Rewards and recognition

Organizations face a double challenge: How do they keep their IT staff from going off the reservation, while gradually regaining control over the technology they need to run the business? It’s not easy.

As the Terry Childs case demonstrated, in many organizations a single person holds the keys to the kingdom — and may be unwilling to hand them over to someone they deem less competent. 

Organizations need to move from a trust-based approach — where sys
admins are expected to wield their enormous powers with restraint — to a process-based one, says Jeff Nielsen, product manager for Symark, which makes software that enables businesses to document procedures, limit access to sensitive systems and data, and create audit trails.

If IT admins have business reasons to access sensitive data, they can fill out requests stating their business reasons, Nielsen says. “Depending on the organization’s approval process, the admins can get the password immediately or wait for approval from a supervisor, then do the work.”

Nielsen admits this may be seen by IT personnel as adding delays and unnecessary bureaucracy to an already arduous process. Worse, job security in IT is often tied directly to a geek’s intimate knowledge of what makes the systems tick. Once the processes are well documented, the company may decide that position is no longer essential. It’s a catch-22 that’s not going away soon. 

Another way to keep your geeks from wreaking havoc is to stop treating them like a commodity, says Roy Saunderson, president of the Recognition Management Institute.

“Look at how most companies recruit,” he says. “They need to understand they’re not just hiring a body; they’re getting significant expertise and talent for a job that can’t be done by just anybody. They need to do a better job of coming up with rewards packages that are unique to the qualifications and expertise they’re hiring.”

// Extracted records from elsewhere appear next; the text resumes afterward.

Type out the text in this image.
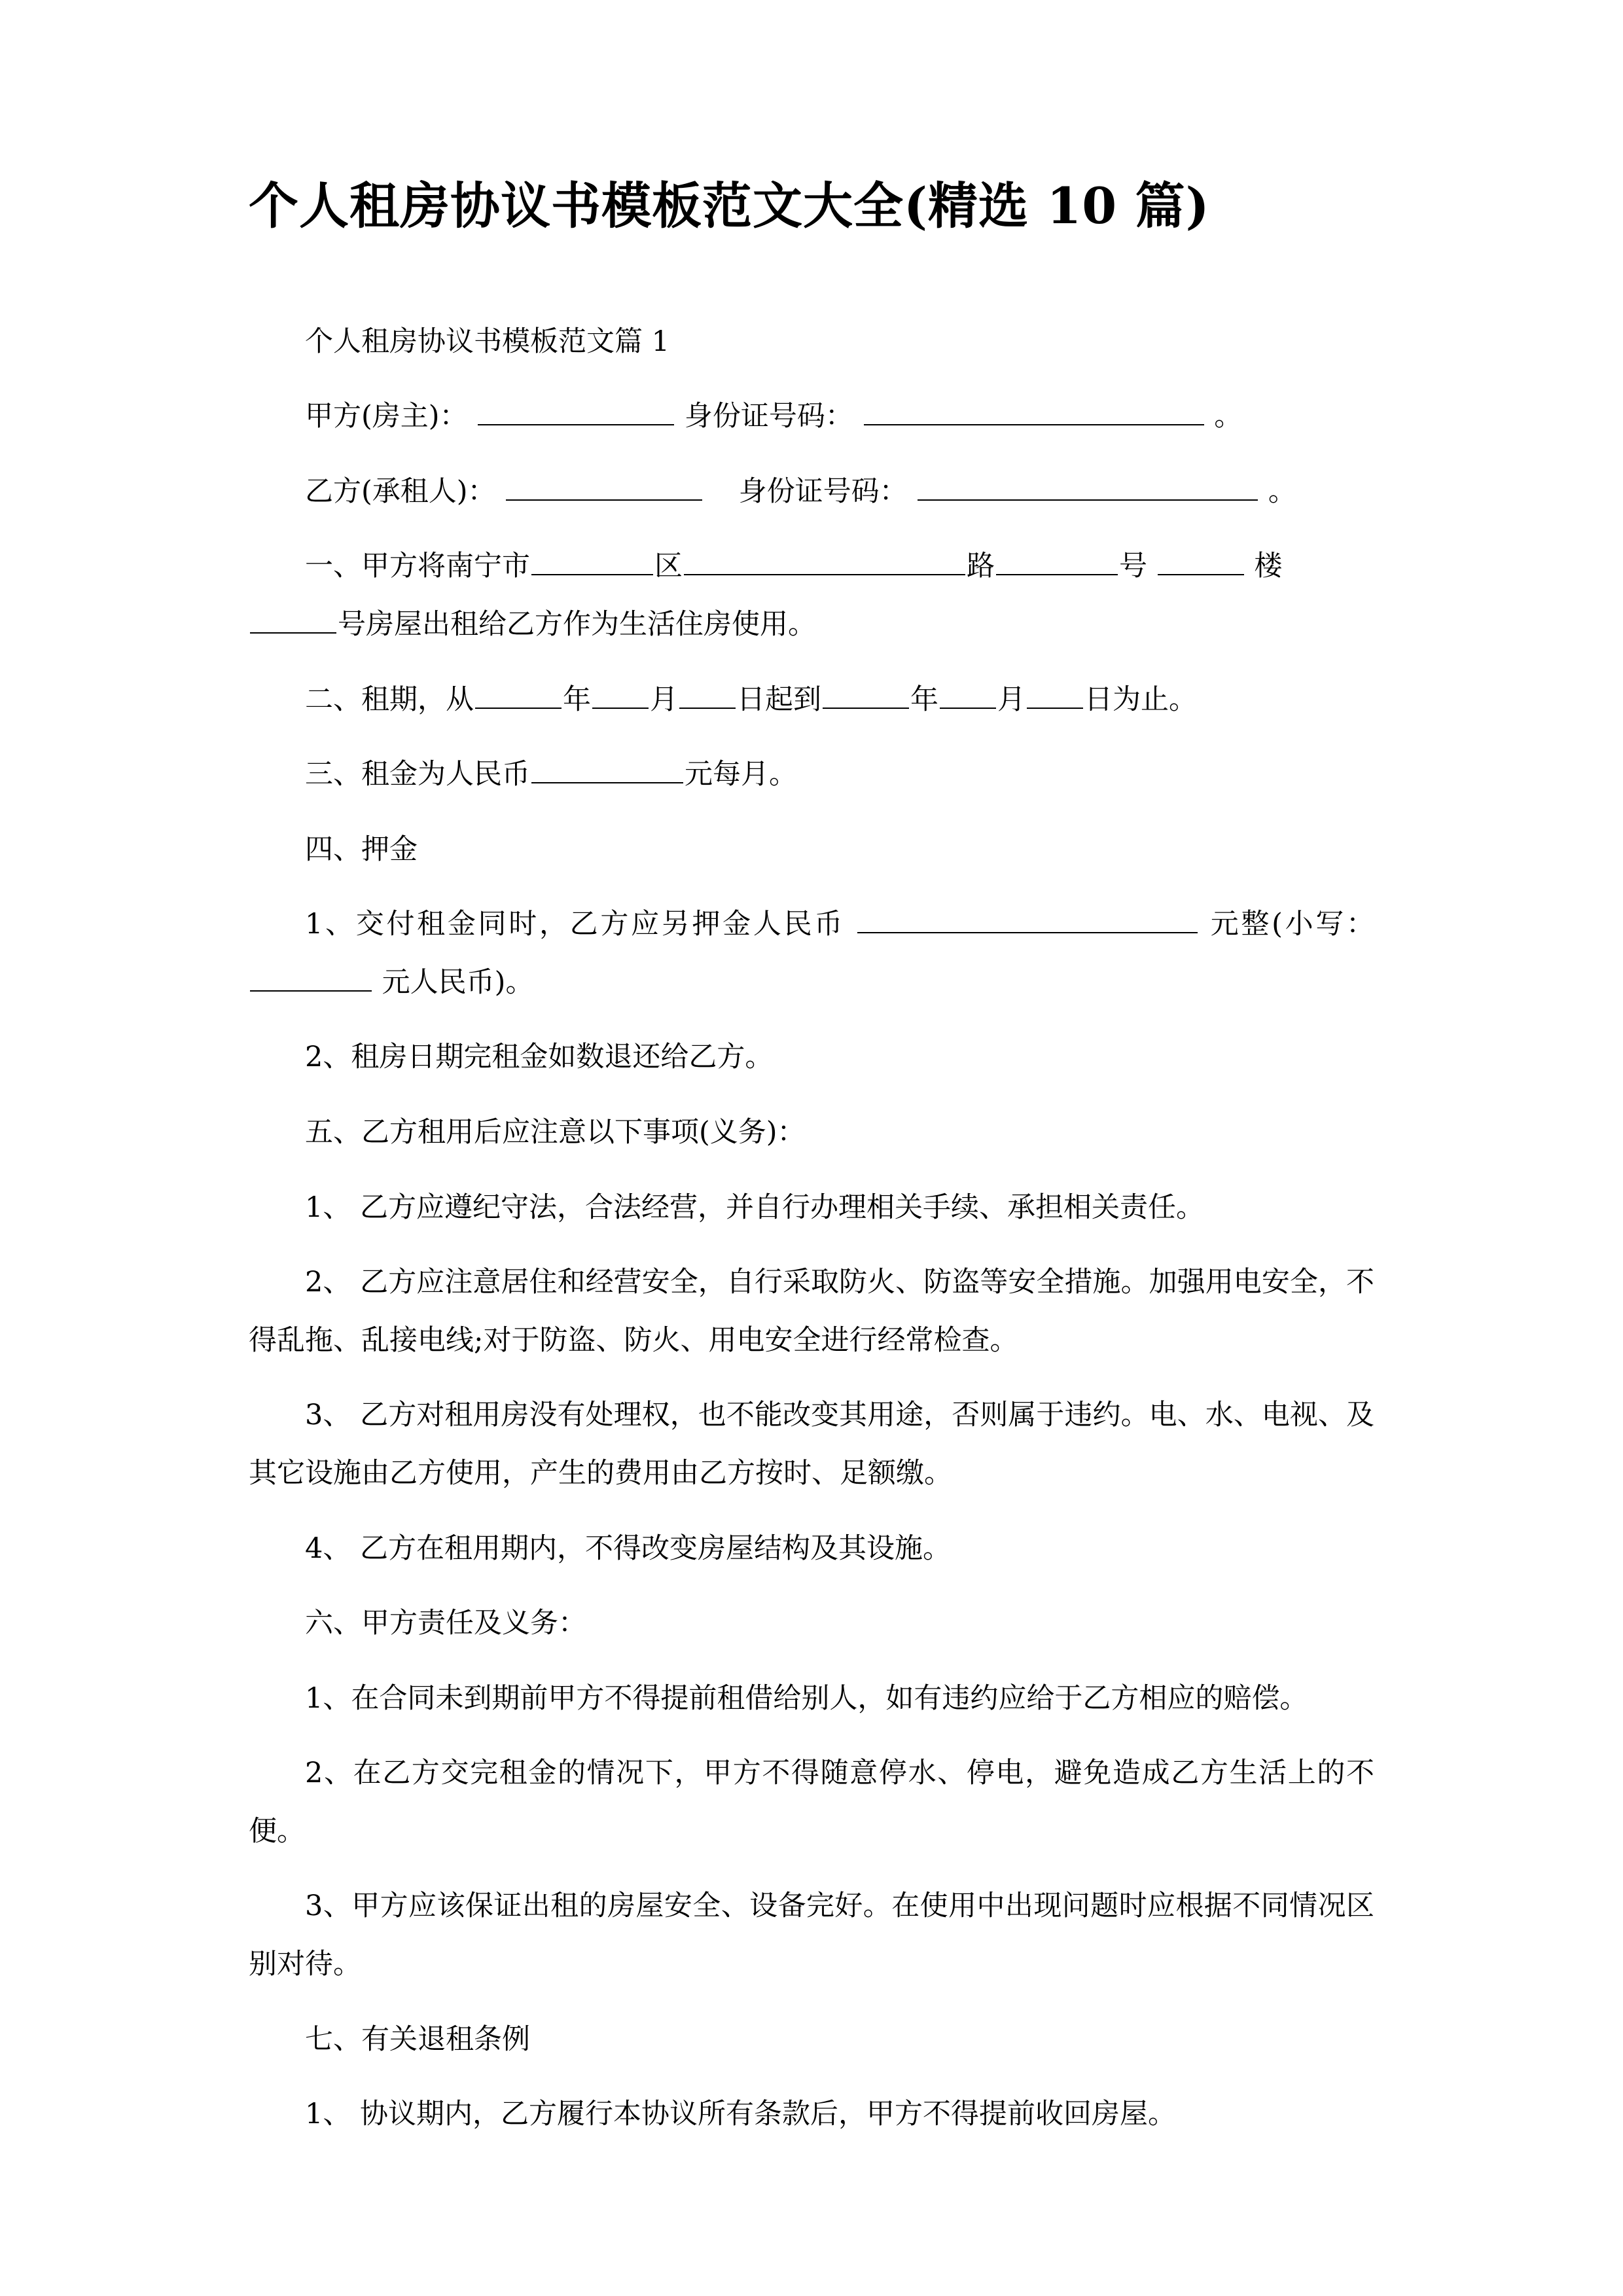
个人租房协议书模板范文大全(精选 10 篇)

个人租房协议书模板范文篇 1

甲方(房主)：	身份证号码：	。

乙方(承租人)：	身份证号码：	。

一、甲方将南宁市	区	路	号	楼
号房屋出租给乙方作为生活住房使用。

二、租期，从	年 月 日起到	年 月 日为止。

三、租金为人民币	元每月。

四、押金

1、交付租金同时，乙方应另押金人民币	元整(小写：  元人民币)。

2、租房日期完租金如数退还给乙方。

五、乙方租用后应注意以下事项(义务)：

1、 乙方应遵纪守法，合法经营，并自行办理相关手续、承担相关责任。

2、 乙方应注意居住和经营安全，自行采取防火、防盗等安全措施。加强用电安全，不得乱拖、乱接电线;对于防盗、防火、用电安全进行经常检查。

3、 乙方对租用房没有处理权，也不能改变其用途，否则属于违约。电、水、电视、及其它设施由乙方使用，产生的费用由乙方按时、足额缴。

4、 乙方在租用期内，不得改变房屋结构及其设施。

六、甲方责任及义务：

1、在合同未到期前甲方不得提前租借给别人，如有违约应给于乙方相应的赔偿。

2、在乙方交完租金的情况下，甲方不得随意停水、停电，避免造成乙方生活上的不便。

3、甲方应该保证出租的房屋安全、设备完好。在使用中出现问题时应根据不同情况区别对待。

七、有关退租条例

1、 协议期内，乙方履行本协议所有条款后，甲方不得提前收回房屋。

Dialog is also key, says Saunderson. The business side needs to understand IT’s needs and communicate how IT contributes to the company’s success.

“I was talking to one company that surveyed its employees recently and discovered IT was not too happy. The senior leaders said, ‘Whoa, we never intended this.’ They opened up a dialogue with IT, said, ‘You’re right, we’re wrong. Here are some things we’ll start doing based on your input.'”

And if management won’t listen, techies with in-demand skill sets can vote with their feet and find employers that speak their language, says Geek.com’s Joel Evans. Startups and other tech-driven companies tend to understand geeks and value their input more than other vertical industries.

“It has to do with recognition more than anything,” says Evans. “Sometimes all someone wants is to hear is ‘Hey Terry, thanks for building us such a great network.’ It doesn’t even have to be public — geeks just want to know their work is appreciated.”

For example, three years ago, worldwide IT services provider Dimension Data realized it needed to recognize and reward its technical people as well as it does other employees, says Denise Messineo, senior vice president of HR for the company’s North American division.

The company issued laptops with Webcams, so more of its outbound consulting force could teleconference into meetings, saving travel time.

It offered more flexible work schedules and time off for training, so techies could keep their skills current. It opened its annual sales conference up to all employees and launched a marketing video that shows off the cool technology techies have created. Next year, the company plans to launch a technology “hall of fame” to honor longtime IT employees.

“When you think of any kind of recognition program for employees, you need to think first of your technical people, because they truly are the heartbeat of the organization,” says Messineo. “If your systems go down, everyone’s productivity stops. It’s the same as if the electricity goes off. If you take care of IT first, everything else will fall into place.”